The version that I’ve been playing on Xbox feels like the developers were forced to go with their first stable build. Capes has never crashed or glitched out on me, but it’s got a lot of little problems that drag down the whole.
Primarily, it’s a question of artificial difficulty. There’s a real mismatch in Capes between what you’re capable of and what the game wants you to do, especially in its optional objectives. My run through the game on Normal was punctuated by huge waves of enemy reinforcements before I had any meaningful crowd-control abilities, stealth levels where I was routinely detected from all the way across the map, and boss fights with absolutely cracked damage output, all found in a game where you don’t get a real support character until roughly two-thirds of the way through. It does get better as you get more and weirder heroes on your roster, and you can pull off some truly decadent strategies in the mid-game, but the first couple of hours in Capes are a steep climb.
However, while I was writing this column, I discovered that most of my issues with Capes have been specifically addressed in a new patch that’s already out on Steam. It includes a couple of new difficulty levels, reshuffled objectives, a badly needed revamp to how stealth works, and specific tweaks to almost every mission. It’s one of the most sweeping reinventions of a released game that I’ve seen since No Man’s Sky, and I’m looking forward to seeing how Capes plays once that patch has been released for consoles.
Before I knew about the patch, I was going to say that I wanted to like Capes more than I did. It was clearly made for huge comic-book dorks by huge comic-book dorks, and as one of those dorks, it couldn’t help but hit me where I live.

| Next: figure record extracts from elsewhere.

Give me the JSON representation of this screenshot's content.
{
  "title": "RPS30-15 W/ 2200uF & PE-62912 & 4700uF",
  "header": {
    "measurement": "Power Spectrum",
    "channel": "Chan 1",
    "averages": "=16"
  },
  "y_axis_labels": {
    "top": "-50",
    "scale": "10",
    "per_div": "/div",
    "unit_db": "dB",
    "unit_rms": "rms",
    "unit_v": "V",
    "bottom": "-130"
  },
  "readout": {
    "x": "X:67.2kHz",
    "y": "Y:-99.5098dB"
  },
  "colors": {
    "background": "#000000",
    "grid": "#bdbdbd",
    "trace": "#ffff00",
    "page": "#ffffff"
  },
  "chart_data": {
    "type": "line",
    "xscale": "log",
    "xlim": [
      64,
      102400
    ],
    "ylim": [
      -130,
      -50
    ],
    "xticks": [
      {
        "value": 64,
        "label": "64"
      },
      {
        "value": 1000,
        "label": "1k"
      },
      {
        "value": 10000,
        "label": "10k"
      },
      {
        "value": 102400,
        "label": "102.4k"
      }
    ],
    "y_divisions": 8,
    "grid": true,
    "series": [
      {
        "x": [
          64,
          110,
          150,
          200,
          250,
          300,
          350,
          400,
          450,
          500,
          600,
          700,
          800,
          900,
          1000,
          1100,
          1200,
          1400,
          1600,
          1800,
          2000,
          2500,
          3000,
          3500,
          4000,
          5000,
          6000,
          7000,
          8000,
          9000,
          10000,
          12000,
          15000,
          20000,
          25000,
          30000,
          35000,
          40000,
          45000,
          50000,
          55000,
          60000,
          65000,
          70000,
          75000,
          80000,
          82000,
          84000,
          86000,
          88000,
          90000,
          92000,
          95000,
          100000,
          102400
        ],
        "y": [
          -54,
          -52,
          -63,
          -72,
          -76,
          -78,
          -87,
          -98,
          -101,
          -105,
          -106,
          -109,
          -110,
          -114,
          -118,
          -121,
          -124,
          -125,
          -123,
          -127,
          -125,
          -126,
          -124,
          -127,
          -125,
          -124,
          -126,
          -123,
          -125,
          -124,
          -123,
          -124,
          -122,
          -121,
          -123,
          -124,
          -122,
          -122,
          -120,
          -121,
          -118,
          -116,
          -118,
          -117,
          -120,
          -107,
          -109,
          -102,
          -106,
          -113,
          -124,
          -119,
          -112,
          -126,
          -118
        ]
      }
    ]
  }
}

There were two things that jumped out at me from the start. The first is that Capes isn’t a deliberate analogue for another universe. There are a lot of indie superhero comics that start with ersatz versions of the Justice League and/or Avengers – Invincible, The Boys, the first issue of Planetary, Gail Simone’s Leaving Megalopolis, etc – but Capes’ developers resisted that impulse. There are a few character parallels I could draw, but that has more to do with the flooded state of the genre than anything specific to Capes.
The second comes from Capes’ central conflict, which can be taken as an interesting metaphor for the evolution of the genre. Doctrine in particular is drawn to resemble an early Wildstorm character who’s gone to seed; picture John Lynch or Grifter after a decade-long whiskey bender.
From the start of the game, Doctrine wants the “Capes” to essentially be a paramilitary strike force in tights. He tries to dress it up with pragmatism, but Doctrine’s only real plan is to burn everything down and hope it leads to something better. There’s a real ‘90s sense of nihilism baked directly into the character.
Conversely, none of Doctrine’s pan-racial coalition of Capes are as ruthless or obedient as he wants them to be. Some are happy to wreck things, particularly Rebound, but most are some kind of idealist; they’ve got principles and they’re trying to figure out what might happen when and if they win. It parallels a lot of conversations I’ve seen and had about what superheroes actually stand for right now, by way of exploring a generational gap between eras of the medium.
That in turn makes Capes into a story that has some real resonance, especially on this particular week, where an old man’s inflexibility and cynicism is consistently a bigger problem than young people’s idealism and inexperience. In Capes, the kids are alright. It’s the adults who are the problem.